Symposia
Technology/Digital Health
Zac Imel, Ph.D. (he/him/his)
Chief Science Officer
Lyssn.io
Salt Lake City, Utah, United States
Michael Tanana, Ph.D. (he/him/his)
Chief Technology Officer
Lyssn.io, Inc.
Seattle, Washington, United States
Christina Soma, PhD
Post-doctoral Fellow
Lyssn.io
Seattle, Washington, United States
Thomas Hull, PhD
Research Director
Talkspace
New York, New York, United States
Torrey Creed, Ph.D. (she/her/hers)
Associate Professor
Perelman School of Medicine at the University of Pennsylvania
Philadelphia, Pennsylvania, United States
Sarah Stanco, M.A.
Senior Designer
Lyssn.io
Seattle, Washington, United States
Theresa Moyers, PhD
Professor
University of New Mexico
Albequrque, New Mexico, United States
Background: Use of asynchronous text-based counseling is rapidly growing as an easy-to-access approach to counseling. Similar to in-person treatment, it is challenging to reliably assess quality and content of treatment episodes as measures of process and content do not scale. Accordingly, studies investigating the association between the content of treatment and patient outcomes are often quite small.
Methods: We used machine learning to evaluate clinical content as well as provider use of specific interventions (e.g., empathy, active listening, cognitive behavioral therapist). Participants received text-based counseling between 2014 and 2019 from a licensed mental health clinician via an online and mobile therapy app (Talkspace). Therapists were licensed to provide mental health treatment and were either independent contractors or employees of the product company. The primary outcomes were client engagement in counseling (number of weeks), treatment satisfaction, and changes in client symptoms, measured via the 8-item version of Patient Health Questionnaire (PHQ-8). A previously trained, transformer-based, deep learning model automatically categorized messages into types of therapist interventions and summaries of clinical content.

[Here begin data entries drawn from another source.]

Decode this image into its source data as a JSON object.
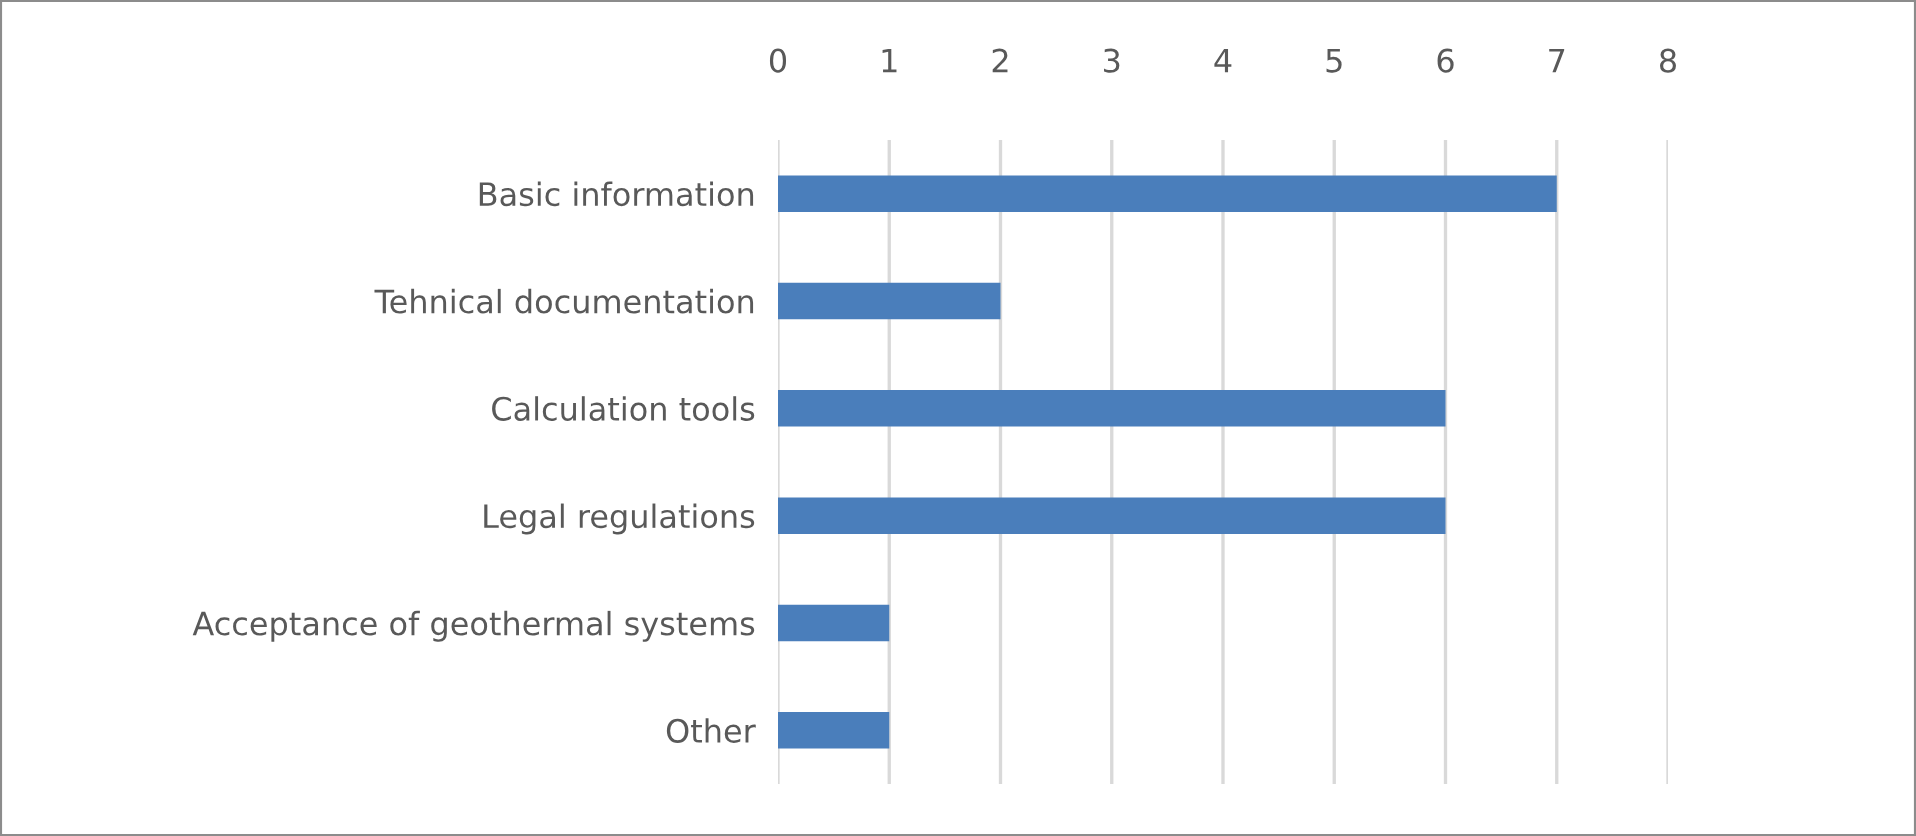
{
  "chart_data": {
    "type": "bar",
    "orientation": "horizontal",
    "categories": [
      "Basic information",
      "Tehnical documentation",
      "Calculation tools",
      "Legal regulations",
      "Acceptance of geothermal systems",
      "Other"
    ],
    "values": [
      7,
      2,
      6,
      6,
      1,
      1
    ],
    "color": "#4a7ebb",
    "xlim": [
      0,
      8
    ],
    "xticks": [
      0,
      1,
      2,
      3,
      4,
      5,
      6,
      7,
      8
    ],
    "grid": "x"
  }
}
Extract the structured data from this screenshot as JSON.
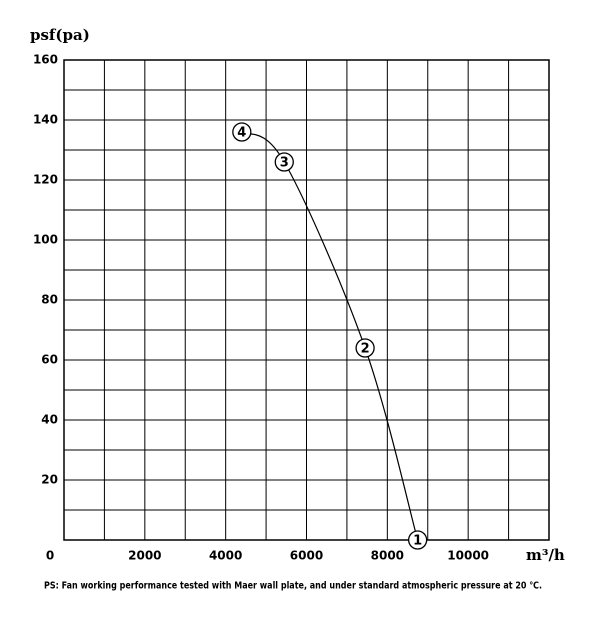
{
  "chart_data": {
    "type": "line",
    "y_label": "psf(pa)",
    "x_label": "m³/h",
    "note": "PS: Fan working performance tested with Maer wall plate, and under standard atmospheric pressure at 20 ℃.",
    "x": [
      4400,
      5450,
      7450,
      8750
    ],
    "series": [
      {
        "color": "#000000",
        "values": [
          136,
          126,
          64,
          0
        ],
        "point_labels": [
          "4",
          "3",
          "2",
          "1"
        ]
      }
    ],
    "xlim": [
      0,
      12000
    ],
    "ylim": [
      0,
      160
    ],
    "xticks": [
      0,
      2000,
      4000,
      6000,
      8000,
      10000
    ],
    "yticks": [
      20,
      40,
      60,
      80,
      100,
      120,
      140,
      160
    ],
    "x_minor_ticks": [
      1000,
      3000,
      5000,
      7000,
      9000,
      11000,
      12000
    ],
    "y_minor_ticks": [
      10,
      30,
      50,
      70,
      90,
      110,
      130,
      150
    ],
    "grid": true
  }
}
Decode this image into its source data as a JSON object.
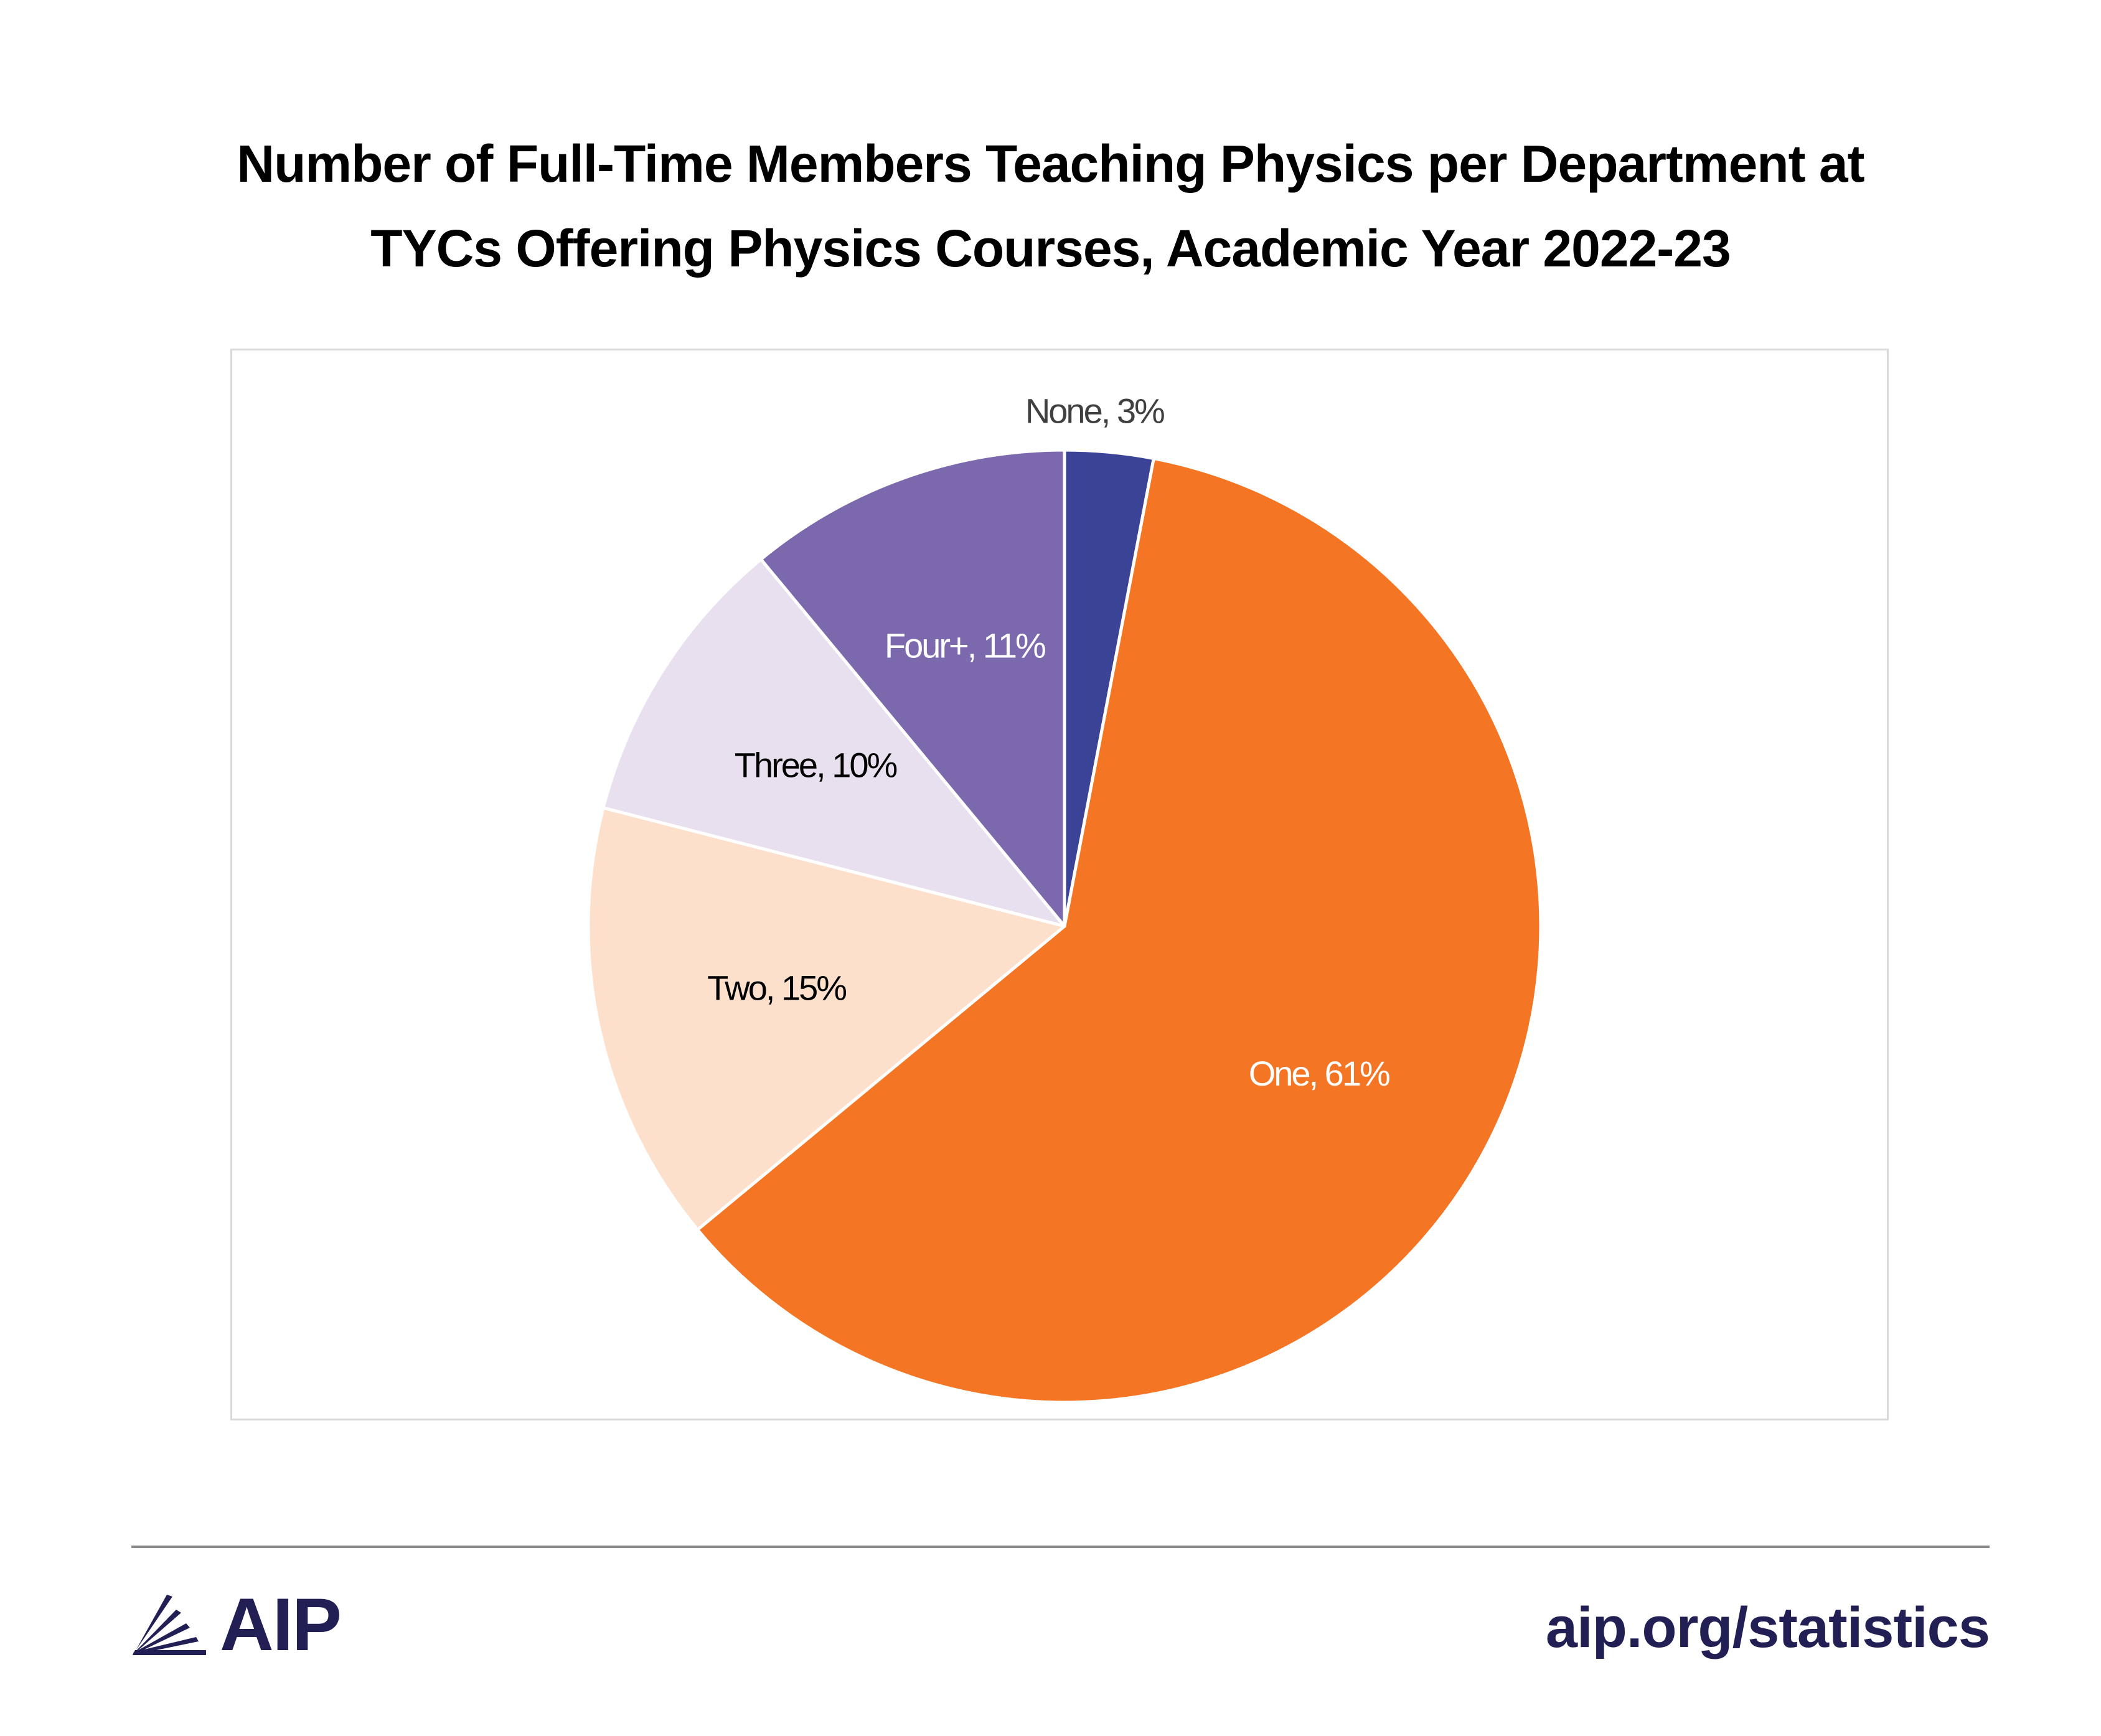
{
  "title": {
    "line1": "Number of Full-Time Members Teaching Physics per Department at",
    "line2": "TYCs Offering Physics Courses, Academic Year 2022-23"
  },
  "chart_data": {
    "type": "pie",
    "title": "Number of Full-Time Members Teaching Physics per Department at TYCs Offering Physics Courses, Academic Year 2022-23",
    "slices": [
      {
        "name": "None",
        "value": 3,
        "label": "None, 3%",
        "color": "#3b4397",
        "label_color": "#404040"
      },
      {
        "name": "One",
        "value": 61,
        "label": "One, 61%",
        "color": "#f47523",
        "label_color": "#ffffff"
      },
      {
        "name": "Two",
        "value": 15,
        "label": "Two, 15%",
        "color": "#fde0cc",
        "label_color": "#000000"
      },
      {
        "name": "Three",
        "value": 10,
        "label": "Three, 10%",
        "color": "#e9e0ef",
        "label_color": "#000000"
      },
      {
        "name": "Four+",
        "value": 11,
        "label": "Four+, 11%",
        "color": "#7b68ad",
        "label_color": "#ffffff"
      }
    ],
    "start_angle": "12 o'clock",
    "direction": "clockwise",
    "legend": "none"
  },
  "footer": {
    "logo_text": "AIP",
    "logo_icon": "aip-fan-icon",
    "url": "aip.org/statistics"
  },
  "colors": {
    "brand_navy": "#221f54",
    "frame_border": "#d9d9d9",
    "rule": "#8c8c8c"
  }
}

Results: The total sample included 166,644 clients treated by 4,973 therapists (20,600, 274 messages). There was substantial variability in intervention use and treatment content across therapists. A series of mixed-effects regressions indicated that collectively, interventions and clinical content were associated with key outcomes: engagement (multiple R = 0.43), satisfaction (multiple R = 0.46), and change in PHQ-8 score (multiple R = 0.13).
Conclusion: Consistent with traditional forms of counseling, higher amounts of supportive counseling were associated with improved outcomes. These findings suggest that machine learning–based evaluations of content may increase the scale and specificity of psychotherapy research.